Titel 9 inzake de jaarrekening en het jaarverslag bevat reeds bijzondere bepalingen voor banken en verzekeringsmaatschappijen in afdeling 14 respectievelijk 15. Overwogen is in artikel 57 te verwijzen naar artikelen 415 en 427. Deze artikelen verwijzen op hun beurt weer naar artikel 1:1 van de Wet op het financieel toezicht. Door de rechtstreekse verwijzing naar de Wet op het financieel toezicht vallen mogelijk ook andere financiële ondernemingen dan banken en

verzekeringsmaatschappijen onder artikel 57.

Overwogen is voorts te volstaan met het van overeenkomstige toepassing verklaren van leden 5 en 7 van artikel 135. Hiervoor is niet gekozen omdat deze bevoegdheden voortbouwen op de bevoegdheden in lid 1 en 3.

Artikel 135

Aanpassingsbevoegdheid in lid 5

Artikel 135 lid 5 strekt ertoe te verduidelijken dat de hoogte van een bonus kan worden bijgesteld en in welke gevallen dit kan. Daartoe bepaalt lid 5 dat het orgaan bedoeld in lid 3 bevoegd is de hoogte van een bonus als bedoeld in artikel 383c lid 1 aan te passen tot een passende hoogte indien betaling van de bonus naar maatstaven van redelijkheid en billijkheid onaanvaardbaar zou zijn.

Het orgaan bedoeld in lid 3 is de algemene vergadering, tenzij bij de statuten een ander orgaan is aangewezen. Zoals in het algemene deel vermeld, zal in de praktijk de raad van commissarissen veelal de bezoldiging van individuele bestuurders vaststellen. In geval van een one tier board zal de vaststelling geschieden door het bestuur. Op basis van het in het wetsvoorstel bestuur en toezicht voorgestelde artikel 129a kan de vaststelling van de bezoldiging van uitvoerende bestuurders niet worden toebedeeld aan uitvoerende bestuurders. Dit betekent dat, voor zover de statuten een orgaan aanwijzen, de vaststelling van de bezoldiging van uitvoerende bestuurders toekomt aan het bestuur.

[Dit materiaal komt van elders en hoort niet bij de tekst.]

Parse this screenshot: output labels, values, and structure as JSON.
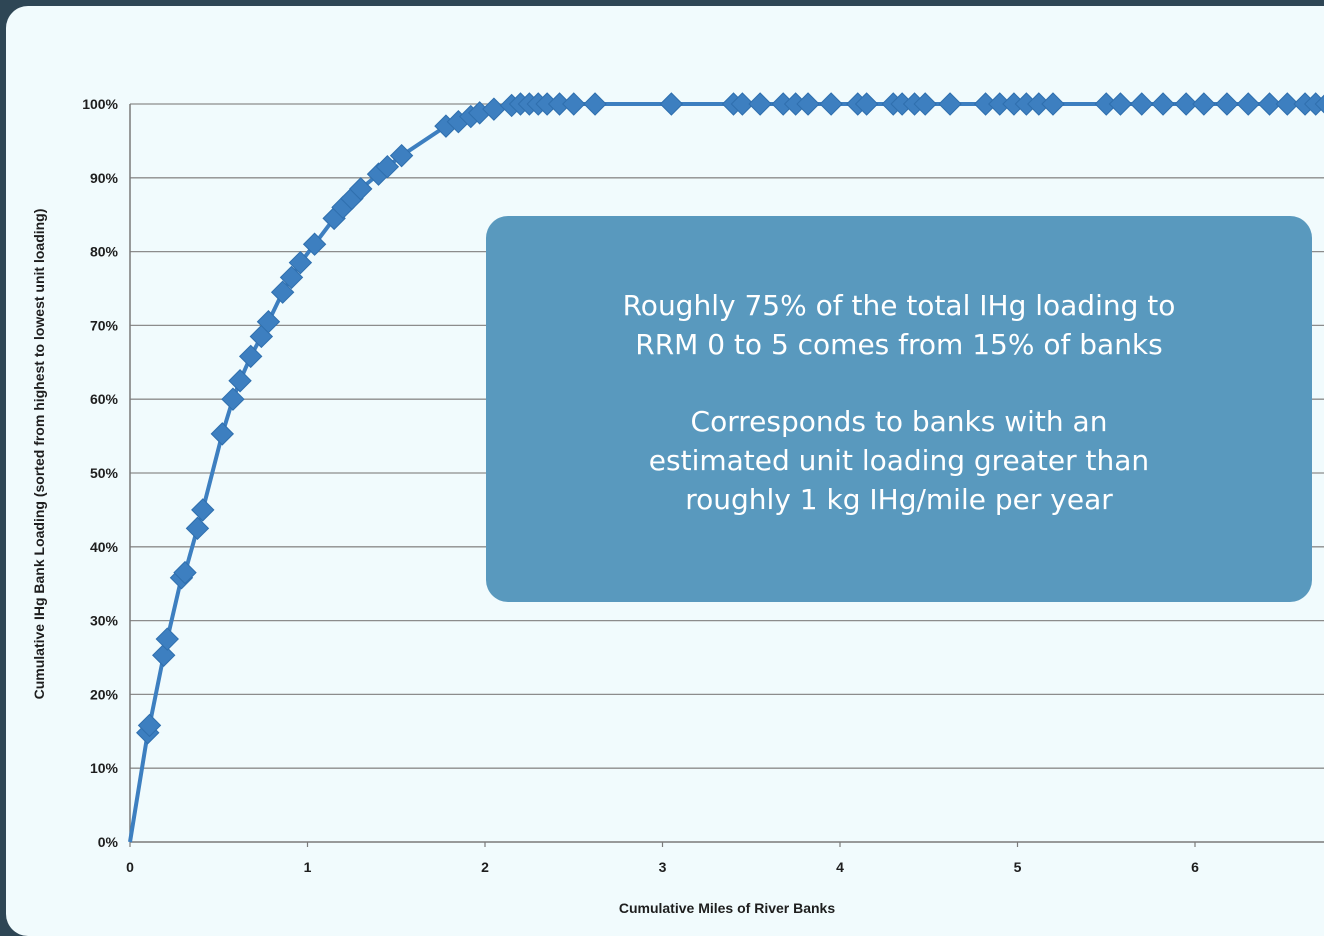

De uitvoerende bestuurders mogen daarover niet meestemmen (men zie het in het wetsvoorstel bestuur en toezicht voorgestelde artikel 129 lid 6). Indien de statuten geen ander orgaan hebben aangewezen, is de algemene vergadering bevoegd tot het vaststellen van de bezoldiging. Overwogen

(5)

is om de bevoegdheid tot aanpassing rechtstreeks toe te kennen aan de raad van commissarissen. Dit zou er echter toe kunnen leiden dat de bevoegdheid tot vaststelling van de bezoldiging bij een ander orgaan zou komen te berusten dan de bevoegdheid tot aanpassing van bonussen. Dit acht ik

onwenselijk. Zoals hierboven vermeld, moet de bevoegdheid tot aanpassing van bonussen naar mijn idee worden gezien als een nadere invulling van de bevoegdheid tot vaststelling van de bezoldiging.

Bovendien is het aan de vennootschap om te kiezen welk orgaan zij het meest geschikt acht om deze bevoegdheden uit te oefenen.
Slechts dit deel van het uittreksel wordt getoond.